Various types of stent architectures are known in the art, including many that comprise multiple regions, each region having a different stiffness, radial strength, and/or kink resistance. For example, referring now to FIG. 1, one configuration of a bifurcated modular stent 10 adapted to treat abdominal aortic aneurysms (AAA) comprises two components: a bifurcated component 12 comprising a trunk section 14 with an attached or unibody fixed ipsilateral iliac leg (IIL) 16 and a socket 18, and a second component 20 that comprises the adjoining contralateral iliac leg (CIL). When CIL 20 is connected into socket 18 as shown in FIG. 1, interface section 19 between the CIL and the socket is stiffer than interface section 15 between IIL 16 and trunk section 14. The mismatched stiffness between interfaces 15 and 19 arises in part because interface 19 comprises an overlap between the structure of leg 20 and the structure of socket 18, whereas interface 15 has no such overlapping structure.

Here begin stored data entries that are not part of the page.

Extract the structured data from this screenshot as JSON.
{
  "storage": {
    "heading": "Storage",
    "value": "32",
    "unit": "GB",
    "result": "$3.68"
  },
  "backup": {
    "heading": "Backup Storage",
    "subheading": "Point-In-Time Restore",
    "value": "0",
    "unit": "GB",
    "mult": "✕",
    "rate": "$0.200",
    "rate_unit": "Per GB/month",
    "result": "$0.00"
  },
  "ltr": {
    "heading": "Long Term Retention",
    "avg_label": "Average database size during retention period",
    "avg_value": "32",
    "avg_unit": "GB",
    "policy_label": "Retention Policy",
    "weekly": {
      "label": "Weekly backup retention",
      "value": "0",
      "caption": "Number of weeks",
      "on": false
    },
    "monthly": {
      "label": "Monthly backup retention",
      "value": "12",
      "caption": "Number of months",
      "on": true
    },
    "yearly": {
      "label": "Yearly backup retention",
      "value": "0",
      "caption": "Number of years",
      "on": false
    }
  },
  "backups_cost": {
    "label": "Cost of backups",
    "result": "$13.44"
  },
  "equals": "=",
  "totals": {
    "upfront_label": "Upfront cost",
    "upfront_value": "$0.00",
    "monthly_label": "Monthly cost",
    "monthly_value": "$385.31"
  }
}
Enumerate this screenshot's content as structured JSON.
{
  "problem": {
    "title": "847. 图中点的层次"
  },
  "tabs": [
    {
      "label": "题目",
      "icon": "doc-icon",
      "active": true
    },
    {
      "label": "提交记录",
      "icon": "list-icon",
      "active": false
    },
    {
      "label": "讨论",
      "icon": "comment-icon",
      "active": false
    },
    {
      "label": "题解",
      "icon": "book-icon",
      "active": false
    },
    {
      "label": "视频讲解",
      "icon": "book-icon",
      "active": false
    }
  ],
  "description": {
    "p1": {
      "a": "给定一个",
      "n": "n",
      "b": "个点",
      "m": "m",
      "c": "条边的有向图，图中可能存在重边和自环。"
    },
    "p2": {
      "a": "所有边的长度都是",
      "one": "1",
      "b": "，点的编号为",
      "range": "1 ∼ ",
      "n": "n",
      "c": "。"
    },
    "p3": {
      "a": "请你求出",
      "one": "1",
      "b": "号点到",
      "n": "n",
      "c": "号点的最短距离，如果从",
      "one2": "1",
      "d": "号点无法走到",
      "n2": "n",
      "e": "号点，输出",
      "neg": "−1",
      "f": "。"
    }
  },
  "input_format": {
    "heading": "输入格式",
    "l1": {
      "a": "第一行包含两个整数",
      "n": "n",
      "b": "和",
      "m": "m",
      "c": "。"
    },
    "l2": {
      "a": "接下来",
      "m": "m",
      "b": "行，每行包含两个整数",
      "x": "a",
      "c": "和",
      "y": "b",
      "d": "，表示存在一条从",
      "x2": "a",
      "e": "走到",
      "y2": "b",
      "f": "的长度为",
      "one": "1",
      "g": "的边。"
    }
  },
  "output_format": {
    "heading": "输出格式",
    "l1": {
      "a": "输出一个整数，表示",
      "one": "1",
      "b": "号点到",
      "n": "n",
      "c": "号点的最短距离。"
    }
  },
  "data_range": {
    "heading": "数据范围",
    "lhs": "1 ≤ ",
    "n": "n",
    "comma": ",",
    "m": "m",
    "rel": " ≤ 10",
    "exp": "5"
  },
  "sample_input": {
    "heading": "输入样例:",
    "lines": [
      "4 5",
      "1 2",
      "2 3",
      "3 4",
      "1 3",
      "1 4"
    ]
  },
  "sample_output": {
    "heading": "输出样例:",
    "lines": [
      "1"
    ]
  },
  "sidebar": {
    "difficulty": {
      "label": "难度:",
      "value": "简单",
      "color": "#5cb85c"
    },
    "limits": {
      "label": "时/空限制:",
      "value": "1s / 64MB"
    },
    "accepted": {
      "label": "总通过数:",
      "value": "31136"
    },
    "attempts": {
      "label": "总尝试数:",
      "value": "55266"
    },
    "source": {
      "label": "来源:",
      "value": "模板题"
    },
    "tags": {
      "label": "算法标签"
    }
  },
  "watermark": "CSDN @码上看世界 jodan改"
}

The resulting different properties of interfaces 15 and 19 may predispose the stent to unwanted in vivo behavior such as local kinking, occlusion, or bending. Because the lumen itself into which stent 10 is placed may vary in stiffness and/or geometry, may require the stent to conform to tortuous anatomy, and/or may require the stent to accommodate bending or longitudinal or transverse deformations, it is desirable that the stent mimic the lumen and respond coherently to applied deformation or loading. Thus, it is desirable to provide a stent design that does not have local regions of mismatched stiffness such as interfaces 15 and 19 as shown in FIG. 1.
The interfaces between adjacent stent regions of different stiffness may also cause kinking, occlusion, or bending at the interface due to the drastic change in properties from one region to another. Thus, it is also desirable to minimize problems caused by abrupt stiffness interfaces between adjacent stent regions.